As eleições na Argentina são emblemáticas. Pois foi justamente ali, em 2015, que ficou marcado o ponto de viragem de um ciclo progressista na América Latina iniciado no começo do século com as sucessivas vitórias de candidatos progressistas, como Chavez, Lula, Kirchner e outros. Apesar de naquela altura da eleição de Macri já terem ocorrido os golpes em Honduras (2009) e Paraguai (2012), a derrota de Cristina Kirchner representou um importante step back – e com voto popular – para uma América Latina que aspirava se reinventar a partir de uma chave de igualdade e justiça social para as grandes massas empobrecidas da região. Muitos se apressaram em decretar o fim de um ciclo ali mesmo, enquanto Macri era empossado presidente.
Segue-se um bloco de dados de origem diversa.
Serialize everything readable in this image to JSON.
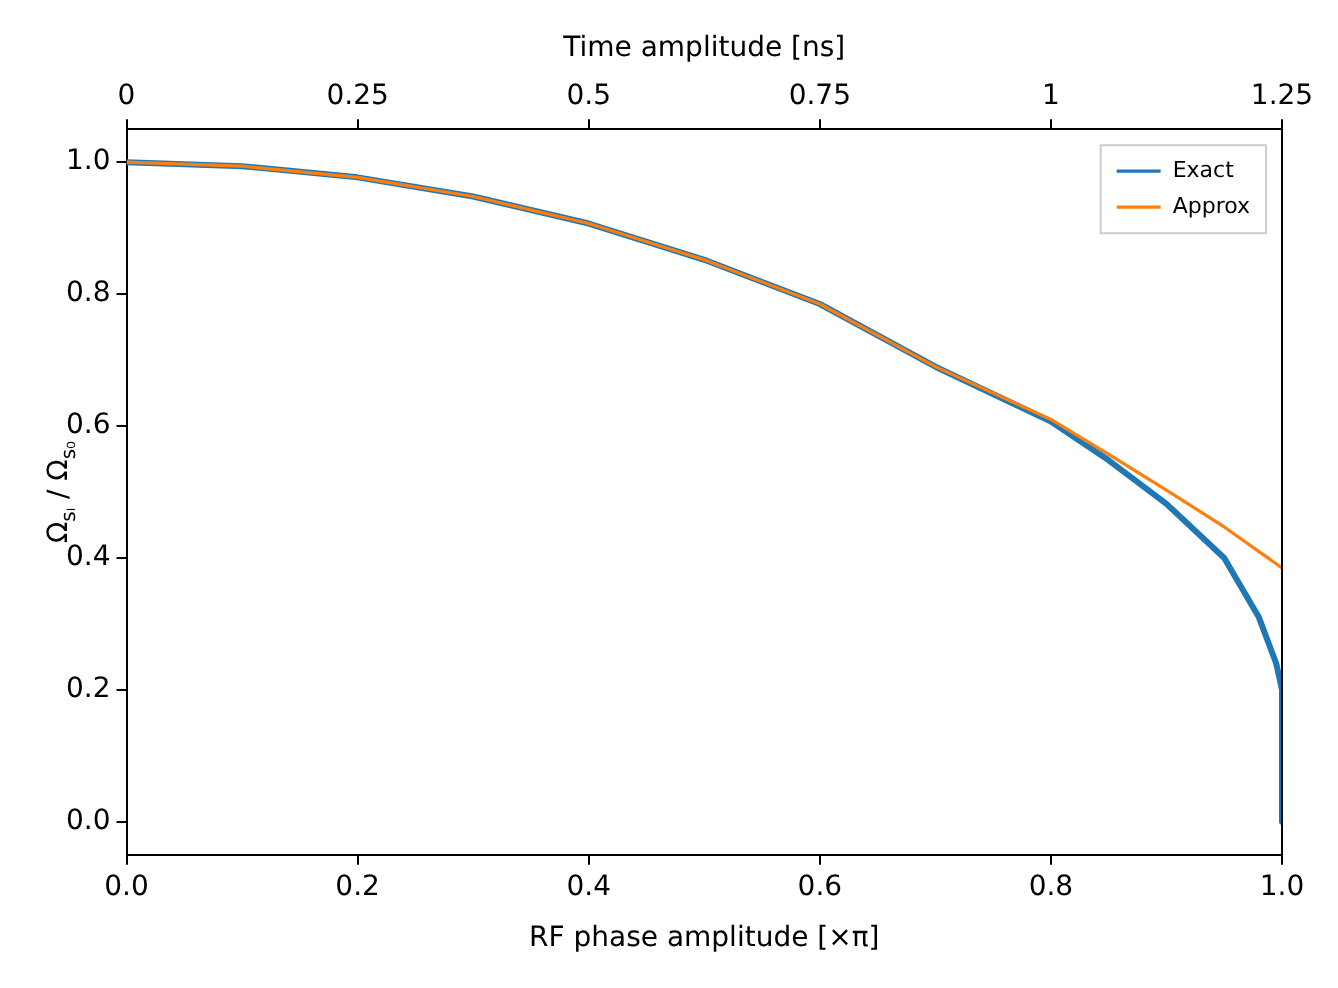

Quem prometia trazer o novo, deixou milhões de “novos pobres”, cerca de 5 milhões de pessoas foram parar abaixo da linha de pobreza. O país passou por um período de acentuada deterioração econômica, social e cultural. A redução da qualidade de vida foi geral. Macri recorreu ao FMI e a um endividamento que não conseguiu tirar o país do fundo do poço, pelo contrário parece o ter afundado mais. Quando começou seu governo, a dívida total do Estado era de 28% do PIB, hoje é de mais de 100%. A herança é de um país com mais de 35% de pessoas na pobreza, inflação de 57%, o desemprego oficial é de 10%, mas quase 30% estão procurando emprego, houve uma dramática redução da classe média. A resposta virá nas urnas e muito provavelmente Alberto Fernández e Cristina Kirchner vencerão ainda no primeiro turno.
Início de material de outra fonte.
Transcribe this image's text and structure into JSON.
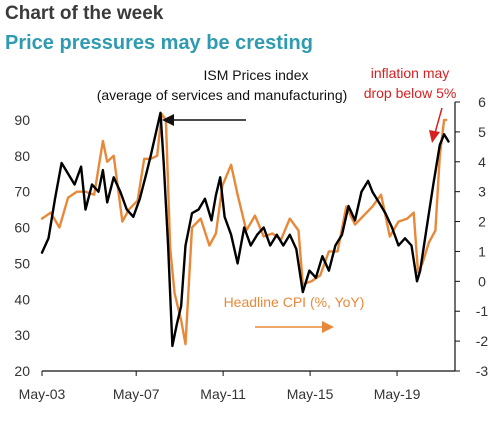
{
  "header": {
    "kicker": "Chart of the week",
    "title": "Price pressures may be cresting"
  },
  "colors": {
    "ism": "#000000",
    "cpi": "#e8893a",
    "annotation_red": "#d62021",
    "title_teal": "#2f9bb1"
  },
  "chart_data": {
    "type": "line",
    "x_ticks": [
      "May-03",
      "May-07",
      "May-11",
      "May-15",
      "May-19"
    ],
    "x_range": [
      2003.0,
      2022.0
    ],
    "y_left": {
      "ticks": [
        20,
        30,
        40,
        50,
        60,
        70,
        80,
        90
      ],
      "range": [
        20,
        95
      ]
    },
    "y_right": {
      "ticks": [
        -3,
        -2,
        -1,
        0,
        1,
        2,
        3,
        4,
        5,
        6
      ],
      "range": [
        -3,
        6
      ]
    },
    "grid": false,
    "series": [
      {
        "name": "ISM Prices index (average of services and manufacturing)",
        "axis": "left",
        "color": "#000000",
        "x": [
          2003.0,
          2003.3,
          2003.6,
          2003.9,
          2004.2,
          2004.5,
          2004.8,
          2005.0,
          2005.3,
          2005.6,
          2005.8,
          2006.0,
          2006.3,
          2006.6,
          2006.9,
          2007.2,
          2007.5,
          2007.8,
          2008.0,
          2008.3,
          2008.45,
          2008.6,
          2008.8,
          2009.0,
          2009.2,
          2009.4,
          2009.6,
          2009.9,
          2010.2,
          2010.5,
          2010.8,
          2011.0,
          2011.2,
          2011.4,
          2011.7,
          2012.0,
          2012.3,
          2012.6,
          2012.9,
          2013.2,
          2013.5,
          2013.8,
          2014.1,
          2014.4,
          2014.7,
          2015.0,
          2015.3,
          2015.6,
          2015.9,
          2016.2,
          2016.5,
          2016.8,
          2017.1,
          2017.4,
          2017.7,
          2018.0,
          2018.2,
          2018.5,
          2018.8,
          2019.1,
          2019.4,
          2019.7,
          2020.0,
          2020.25,
          2020.4,
          2020.7,
          2021.0,
          2021.3,
          2021.5,
          2021.7
        ],
        "y": [
          53,
          57,
          68,
          78,
          75,
          72,
          77,
          65,
          72,
          70,
          76,
          67,
          74,
          70,
          65,
          63,
          68,
          75,
          80,
          88,
          92,
          78,
          55,
          27,
          33,
          38,
          55,
          64,
          65,
          68,
          62,
          69,
          74,
          63,
          58,
          50,
          60,
          55,
          58,
          60,
          55,
          58,
          55,
          58,
          54,
          42,
          48,
          46,
          52,
          48,
          55,
          58,
          66,
          62,
          70,
          73,
          70,
          67,
          64,
          60,
          55,
          57,
          55,
          45,
          48,
          60,
          72,
          83,
          86,
          84
        ]
      },
      {
        "name": "Headline CPI (%, YoY)",
        "axis": "right",
        "color": "#e8893a",
        "x": [
          2003.0,
          2003.4,
          2003.8,
          2004.2,
          2004.6,
          2005.0,
          2005.4,
          2005.8,
          2006.0,
          2006.3,
          2006.7,
          2007.0,
          2007.4,
          2007.7,
          2008.0,
          2008.3,
          2008.5,
          2008.7,
          2008.9,
          2009.1,
          2009.4,
          2009.6,
          2009.9,
          2010.3,
          2010.7,
          2011.0,
          2011.3,
          2011.7,
          2012.0,
          2012.4,
          2012.8,
          2013.2,
          2013.6,
          2014.0,
          2014.4,
          2014.8,
          2015.0,
          2015.4,
          2015.8,
          2016.2,
          2016.6,
          2017.0,
          2017.4,
          2017.8,
          2018.2,
          2018.6,
          2019.0,
          2019.4,
          2019.8,
          2020.1,
          2020.3,
          2020.5,
          2020.8,
          2021.1,
          2021.3,
          2021.5,
          2021.6
        ],
        "y": [
          2.1,
          2.3,
          1.8,
          2.8,
          3.0,
          3.0,
          2.9,
          4.7,
          4.0,
          4.2,
          2.0,
          2.4,
          2.7,
          4.1,
          4.1,
          4.2,
          5.6,
          5.4,
          1.1,
          -0.4,
          -1.3,
          -2.1,
          1.8,
          2.1,
          1.2,
          1.6,
          3.2,
          3.9,
          2.9,
          1.7,
          2.2,
          1.5,
          1.6,
          1.4,
          2.1,
          1.7,
          -0.1,
          0.0,
          0.2,
          1.0,
          1.0,
          2.5,
          1.9,
          2.2,
          2.5,
          2.9,
          1.5,
          2.0,
          2.1,
          2.3,
          0.3,
          0.6,
          1.3,
          1.7,
          4.2,
          5.4,
          5.4
        ]
      }
    ],
    "annotations": {
      "ism_label_line1": "ISM Prices index",
      "ism_label_line2": "(average of services and manufacturing)",
      "cpi_label": "Headline CPI (%, YoY)",
      "callout_line1": "inflation may",
      "callout_line2": "drop below 5%"
    }
  }
}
Outro país que abandonou o curso de resistência ao neoliberalismo e traiu o projeto progressista eleito pelo povo foi o Equador, com Lenin Moreno. Anteriormente membro do Alianza País, partido do então presidente Rafael Correa, que conduziu uma série de transformações no país sob o lema da Revolução Cidadã, Moreno, uma vez eleito, tomou para si o partido e as rédeas do governo. Perseguiu anteriores correligionários, se aproximou dos EUA, tomou empréstimo do FMI e fez retroceder um processo dando razão às ameaças de “restauração conservadora”, pedra já cantada pelo próprio Correa para a América Latina, enquanto ainda estava no poder. Mal sabia o que os esperava, um sucessor traidor. O país viveu multitudinárias manifestações nas últimas semanas, capazes de fazer o presidente se retirar do Palácio Carondelet, sede do governo em Quito, e se instalar em Guayaquil, fora do alvo dos protestos que o cercavam na capital. Por dias a Assembleia parlamentar ficou inoperante, tomada pelos manifestantes, refinarias e petroleiras foram tomadas, edifícios dos ministérios, parques públicos viraram acampamento dos manifestantes. A revolta, duramente reprimida, foi em resposta a uma série de medidas de arrocho econômico, em especial o fim do subsidio aos combustíveis e seu inescapável efeito cascata. O presidente Moreno revogou o decreto que incendiou as ruas, mas segue a tensão no país.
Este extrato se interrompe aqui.